An airy voiced singer with crafty delivery and a worldly angle on the usual matters of the heart, Naess got sympathetic support from producer Scott Litt on her debut, an unfocused but beguiling collection that balances strength and delicacy, wit and attitude. Perched on a branch above the self-absorption of Edie Brickell and the dumb hedonism of Sheryl Crow, Naess writes uncomplicated chamber ballads with light, sinuous melodies that befit the lounge jazz cool of her singing (the use of flute in the memorable “Lonely Boy” is a mistake, but not a big one). She’s not as distinctive a rocker, but her songs (“Anything,” the ethereal “New York Baby”) in that realm stand up easily to the guitar energy boost. To her credit, Ness betrays no obnoxious evidence of her upbringing, so there are no lyrics about how painful it is to grow up super-rich, or what the mean girl from boarding school said to her in group therapy. In “All I Want,” for better and worse the most revealing tune here, Ness names as icons “Marilyn” and “Steinem” (ahh, the perceptions of youth) but also declares, “All I want is the world’s approval / And to dance to every beat I move to / And I think that maybe then I would see / What they say they see in me.”

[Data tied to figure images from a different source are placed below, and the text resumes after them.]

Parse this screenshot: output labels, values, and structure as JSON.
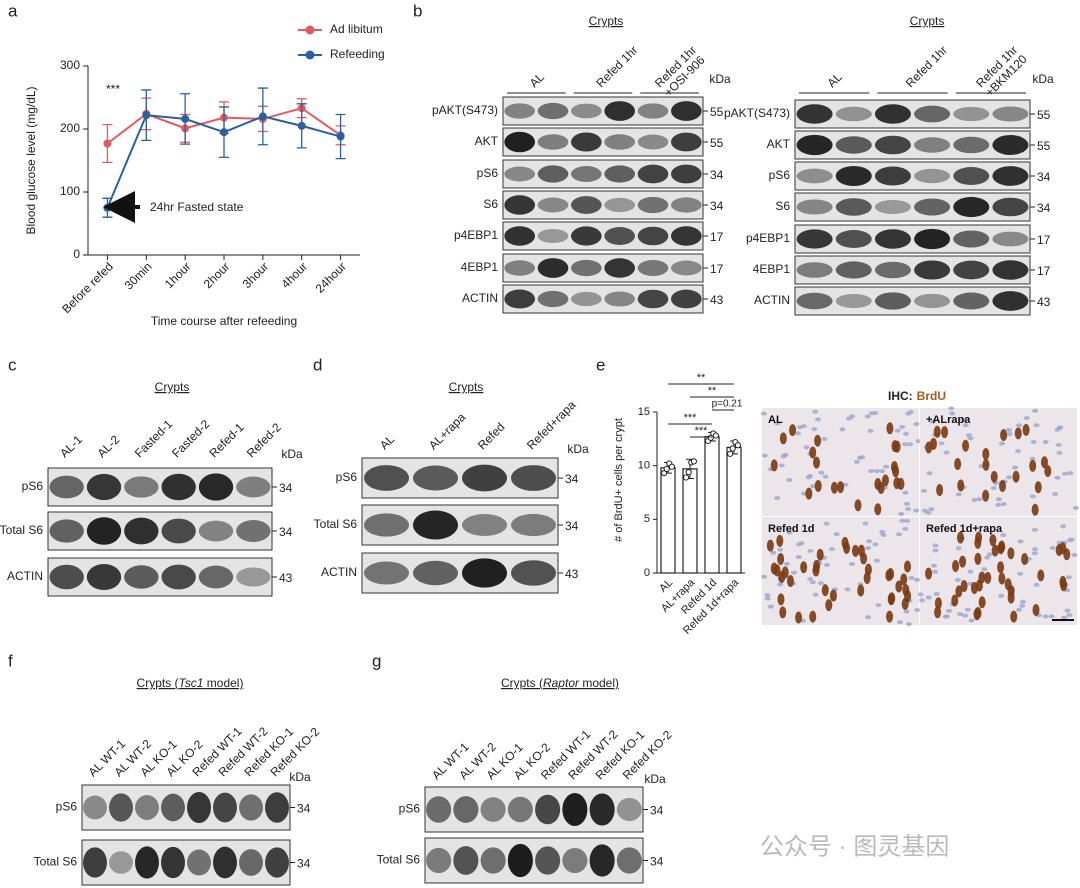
{
  "panel_labels": [
    "a",
    "b",
    "c",
    "d",
    "e",
    "f",
    "g"
  ],
  "chart_data": [
    {
      "type": "line",
      "x_label": "Time course after refeeding",
      "y_label": "Blood glucose level (mg/dL)",
      "categories": [
        "Before refed",
        "30min",
        "1hour",
        "2hour",
        "3hour",
        "4hour",
        "24hour"
      ],
      "series": [
        {
          "name": "Ad libitum",
          "color": "#e05a60",
          "values": [
            177,
            224,
            201,
            218,
            216,
            233,
            190
          ],
          "errors": [
            30,
            25,
            22,
            25,
            20,
            15,
            15
          ]
        },
        {
          "name": "Refeeding",
          "color": "#2c5f9e",
          "values": [
            75,
            222,
            216,
            195,
            220,
            205,
            188
          ],
          "errors": [
            15,
            40,
            40,
            40,
            45,
            35,
            35
          ]
        }
      ],
      "ylim": [
        0,
        300
      ],
      "yticks": [
        0,
        100,
        200,
        300
      ],
      "legend": "top-right",
      "annotations": [
        "***",
        "24hr Fasted state"
      ]
    },
    {
      "type": "bar",
      "y_label": "# of BrdU+ cells per crypt",
      "categories": [
        "AL",
        "AL+rapa",
        "Refed 1d",
        "Refed 1d+rapa"
      ],
      "values": [
        9.8,
        9.7,
        12.7,
        11.7
      ],
      "errors": [
        0.5,
        0.9,
        0.4,
        0.6
      ],
      "points": [
        [
          9.3,
          9.7,
          10.2,
          9.9
        ],
        [
          8.9,
          9.4,
          10.3,
          10.4
        ],
        [
          12.3,
          12.6,
          13.0,
          12.8
        ],
        [
          11.1,
          11.6,
          12.2,
          11.9
        ]
      ],
      "ylim": [
        0,
        15
      ],
      "yticks": [
        0,
        5,
        10,
        15
      ],
      "significance": [
        "**",
        "**",
        "p=0.21",
        "***",
        "***"
      ]
    }
  ],
  "blots": [
    {
      "title": [
        "Crypts"
      ],
      "kda_header": "kDa",
      "groups": [
        [
          "AL"
        ],
        [
          "Refed 1hr"
        ],
        [
          "Refed 1hr",
          "+OSI-906"
        ]
      ],
      "rows": [
        {
          "label": "pAKT(S473)",
          "kda": "55"
        },
        {
          "label": "AKT",
          "kda": "55"
        },
        {
          "label": "pS6",
          "kda": "34"
        },
        {
          "label": "S6",
          "kda": "34"
        },
        {
          "label": "p4EBP1",
          "kda": "17"
        },
        {
          "label": "4EBP1",
          "kda": "17"
        },
        {
          "label": "ACTIN",
          "kda": "43"
        }
      ]
    },
    {
      "title": [
        "Crypts"
      ],
      "kda_header": "kDa",
      "groups": [
        [
          "AL"
        ],
        [
          "Refed 1hr"
        ],
        [
          "Refed 1hr",
          "+BKM120"
        ]
      ],
      "rows": [
        {
          "label": "pAKT(S473)",
          "kda": "55"
        },
        {
          "label": "AKT",
          "kda": "55"
        },
        {
          "label": "pS6",
          "kda": "34"
        },
        {
          "label": "S6",
          "kda": "34"
        },
        {
          "label": "p4EBP1",
          "kda": "17"
        },
        {
          "label": "4EBP1",
          "kda": "17"
        },
        {
          "label": "ACTIN",
          "kda": "43"
        }
      ]
    },
    {
      "title": [
        "Crypts"
      ],
      "kda_header": "kDa",
      "lanes": [
        "AL-1",
        "AL-2",
        "Fasted-1",
        "Fasted-2",
        "Refed-1",
        "Refed-2"
      ],
      "rows": [
        {
          "label": "pS6",
          "kda": "34"
        },
        {
          "label": "Total S6",
          "kda": "34"
        },
        {
          "label": "ACTIN",
          "kda": "43"
        }
      ]
    },
    {
      "title": [
        "Crypts"
      ],
      "kda_header": "kDa",
      "lanes": [
        "AL",
        "AL+rapa",
        "Refed",
        "Refed+rapa"
      ],
      "rows": [
        {
          "label": "pS6",
          "kda": "34"
        },
        {
          "label": "Total S6",
          "kda": "34"
        },
        {
          "label": "ACTIN",
          "kda": "43"
        }
      ]
    },
    {
      "title": [
        "Crypts (",
        "Tsc1",
        " model)"
      ],
      "kda_header": "kDa",
      "lanes": [
        "AL WT-1",
        "AL WT-2",
        "AL KO-1",
        "AL KO-2",
        "Refed WT-1",
        "Refed WT-2",
        "Refed KO-1",
        "Refed KO-2"
      ],
      "rows": [
        {
          "label": "pS6",
          "kda": "34"
        },
        {
          "label": "Total S6",
          "kda": "34"
        }
      ]
    },
    {
      "title": [
        "Crypts (",
        "Raptor",
        " model)"
      ],
      "kda_header": "kDa",
      "lanes": [
        "AL WT-1",
        "AL WT-2",
        "AL KO-1",
        "AL KO-2",
        "Refed WT-1",
        "Refed WT-2",
        "Refed KO-1",
        "Refed KO-2"
      ],
      "rows": [
        {
          "label": "pS6",
          "kda": "34"
        },
        {
          "label": "Total S6",
          "kda": "34"
        }
      ]
    }
  ],
  "ihc": {
    "title": "IHC:",
    "stain": "BrdU",
    "panels": [
      "AL",
      "+ALrapa",
      "Refed 1d",
      "Refed 1d+rapa"
    ]
  },
  "watermark": "公众号 · 图灵基因"
}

Music is as much the subject as the medium of I Tried to Rock You but You Only Roll, which is more self-conscious than Comatised but also more imaginative, self-assured and accomplished. On the disillusioned but chirpy title track, she nurses a romantic bruise with self-recrimination and defensiveness (“I was wrong to put u up there with a ton of dead heroes / And a ton of dead songs … Got a head full of new ideas / Got music bleeding from ears / And people who believe in me”). In “Mexico,” she remarks, “My friends think that we’re all wrong” and guesses her man could become “another muse for another tragic song.” In “Mayor of Your Town,” she promises, “I’ll be that song on your radio”; in “All the Stars,” which ends up being an apology to her father, someone Ness doesn’t bother to identify “killed the ’80s with another love song.” Downplaying the acoustic sensitivity aspect of the debut, the arrangements and higher-tech, dance-conscious production (by Martin Terefe, with preproduction by “musical advisor” Jason Darling) stay within the walls of modern semi-gloss pop and occasionally resort to gimmickry (as on the techno bounce and distorted voice of “All the Stars”; the brisk lullaby of “Sunny Sunday” has stray electronica for coloration), but the songs (“Hurricane” is especially engaging) are up to the challenge, and the album swings and slides with graceful 21st century precision.